7. A support member, one end side of which is installed in a fixed position, is swingably supported, and at least a side peripheral surface near the front end side is provided with a light emitter or a mark formed of a color point or a color region. Acoustic-electric signal converting device, a plurality of image capturing devices for capturing at least the marks given to the acoustic-electric signal converting device from different fixed positions, and the captured images of these image capturing devices in a three-dimensional space. In the three-dimensional space from the position information and the installation position of the support member while obtaining the position of the mark in the photographed image screen from this
A position measuring device for a voice input device, comprising: an arithmetic device for determining a direction of an electric signal converter.

8. A microphone whose one end side is held by a support member installed at a fixed position so as to swing freely, and at least a mark is provided on a side circumferential surface near the tip side, and at least this microphone is provided.
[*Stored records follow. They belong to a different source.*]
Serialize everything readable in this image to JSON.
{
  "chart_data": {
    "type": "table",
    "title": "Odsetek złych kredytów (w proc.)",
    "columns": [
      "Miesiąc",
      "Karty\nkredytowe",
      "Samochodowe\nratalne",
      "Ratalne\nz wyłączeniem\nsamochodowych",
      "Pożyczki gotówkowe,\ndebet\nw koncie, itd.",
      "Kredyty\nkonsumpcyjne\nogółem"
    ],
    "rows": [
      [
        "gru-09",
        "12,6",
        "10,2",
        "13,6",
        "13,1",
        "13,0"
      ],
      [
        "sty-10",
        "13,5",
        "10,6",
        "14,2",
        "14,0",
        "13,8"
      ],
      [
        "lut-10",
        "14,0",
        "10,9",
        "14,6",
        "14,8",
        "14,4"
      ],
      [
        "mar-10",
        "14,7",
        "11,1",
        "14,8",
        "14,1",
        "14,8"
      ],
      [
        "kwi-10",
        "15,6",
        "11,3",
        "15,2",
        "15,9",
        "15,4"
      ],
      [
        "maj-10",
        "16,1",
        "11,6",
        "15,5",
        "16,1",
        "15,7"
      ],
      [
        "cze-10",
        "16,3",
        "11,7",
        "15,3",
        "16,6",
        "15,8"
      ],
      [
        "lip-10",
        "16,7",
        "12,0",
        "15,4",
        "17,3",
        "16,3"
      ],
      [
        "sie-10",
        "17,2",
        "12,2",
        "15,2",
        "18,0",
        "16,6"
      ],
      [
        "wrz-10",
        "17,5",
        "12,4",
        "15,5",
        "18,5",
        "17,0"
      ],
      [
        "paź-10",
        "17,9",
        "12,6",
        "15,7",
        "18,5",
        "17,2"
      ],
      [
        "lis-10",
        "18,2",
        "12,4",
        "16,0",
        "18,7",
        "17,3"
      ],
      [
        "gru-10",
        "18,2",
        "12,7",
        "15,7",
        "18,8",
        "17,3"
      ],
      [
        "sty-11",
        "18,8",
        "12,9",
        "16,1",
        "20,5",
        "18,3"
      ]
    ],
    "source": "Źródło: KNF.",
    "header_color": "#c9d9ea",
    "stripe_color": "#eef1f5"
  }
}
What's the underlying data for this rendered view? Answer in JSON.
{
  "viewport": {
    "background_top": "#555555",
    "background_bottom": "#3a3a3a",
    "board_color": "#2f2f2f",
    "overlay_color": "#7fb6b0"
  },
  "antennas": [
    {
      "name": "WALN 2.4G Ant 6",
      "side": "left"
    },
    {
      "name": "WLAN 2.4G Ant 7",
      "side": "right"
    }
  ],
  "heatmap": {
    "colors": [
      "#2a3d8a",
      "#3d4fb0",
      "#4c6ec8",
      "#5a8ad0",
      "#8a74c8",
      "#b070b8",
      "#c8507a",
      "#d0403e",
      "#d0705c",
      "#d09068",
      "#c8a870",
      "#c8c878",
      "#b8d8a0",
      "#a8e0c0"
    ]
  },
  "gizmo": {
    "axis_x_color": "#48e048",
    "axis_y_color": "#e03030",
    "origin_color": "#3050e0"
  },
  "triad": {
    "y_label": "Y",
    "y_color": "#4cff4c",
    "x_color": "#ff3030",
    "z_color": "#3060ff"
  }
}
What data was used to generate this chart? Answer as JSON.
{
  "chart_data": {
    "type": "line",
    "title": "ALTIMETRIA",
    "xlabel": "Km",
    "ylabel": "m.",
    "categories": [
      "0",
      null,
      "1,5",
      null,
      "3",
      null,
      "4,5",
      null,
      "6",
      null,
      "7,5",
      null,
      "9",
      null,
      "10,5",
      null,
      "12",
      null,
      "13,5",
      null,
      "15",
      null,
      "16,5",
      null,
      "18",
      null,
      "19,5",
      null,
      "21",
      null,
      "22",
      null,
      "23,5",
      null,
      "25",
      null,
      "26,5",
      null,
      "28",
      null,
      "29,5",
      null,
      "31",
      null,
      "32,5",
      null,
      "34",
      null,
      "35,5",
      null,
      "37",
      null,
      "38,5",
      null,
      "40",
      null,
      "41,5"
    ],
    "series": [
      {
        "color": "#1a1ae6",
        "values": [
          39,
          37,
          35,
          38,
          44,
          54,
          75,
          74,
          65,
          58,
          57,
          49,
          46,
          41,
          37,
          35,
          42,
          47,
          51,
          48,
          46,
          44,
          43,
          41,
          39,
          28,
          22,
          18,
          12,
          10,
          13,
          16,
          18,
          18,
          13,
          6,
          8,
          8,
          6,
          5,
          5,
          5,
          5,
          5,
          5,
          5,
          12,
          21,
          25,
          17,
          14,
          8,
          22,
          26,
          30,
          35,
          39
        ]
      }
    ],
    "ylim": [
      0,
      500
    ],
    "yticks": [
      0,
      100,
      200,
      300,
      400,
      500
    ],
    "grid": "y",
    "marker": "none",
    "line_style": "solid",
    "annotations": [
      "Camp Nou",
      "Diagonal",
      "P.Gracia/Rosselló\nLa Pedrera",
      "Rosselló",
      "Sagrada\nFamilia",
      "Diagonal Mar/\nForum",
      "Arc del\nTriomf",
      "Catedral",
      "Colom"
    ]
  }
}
An image pickup device that photographs the mark from a fixed position, and obtains the area of the mark from a photographed image of the image pickup device,
A voice input device comprising: a calculation device for obtaining the position of the mark in the photographed image screen from this, and for obtaining the direction of the microphone from the position information and the installation position of the support member. Position measuring device.